You also need to be aware that this approach will fail if the XML contains an encoding declaration like <?xml version="1.0" encoding="UTF-8"?>
:
ValueError: Unicode strings with encoding declaration are not supported.
Please use bytes input or XML fragments without declaration.
That can be a deal breaker if you're dealing with XML from third party sources.
A better workaround that I do understand
We can also strip off the UTF-8 encoded BOM ourselves, because it's always the three bytes \xef\xbb\xbf
.
Sadly, doing this on a file-like object is a bit more involved than on a string because you can't read ahead. Wrapping the file in an io.BufferedReader
gives you the peek()
function, but you can't control how many bytes it returns.

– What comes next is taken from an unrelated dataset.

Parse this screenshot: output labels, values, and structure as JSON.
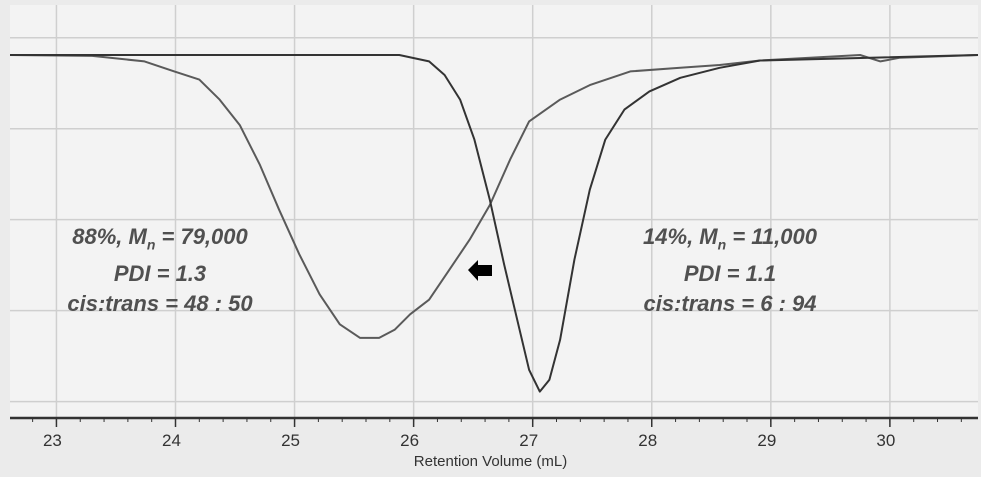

So the safe approach is to first read everything into a buffer:
response_bytes = response_bytes_io.read()
if response_bytes.startswith(b'\xef\xbb\xbf'):
response_bytes = response_bytes[3:]
parser = etree.XMLParser(encoding='utf-8')
xml = etree.parse(source=io.BytesIO(response_bytes), parser=parser)
This is less efficient than operating on the stream directly, because parsing is delayed until the entire response has been read, but it's still more efficient than having an extra decoding and re-encoding pass.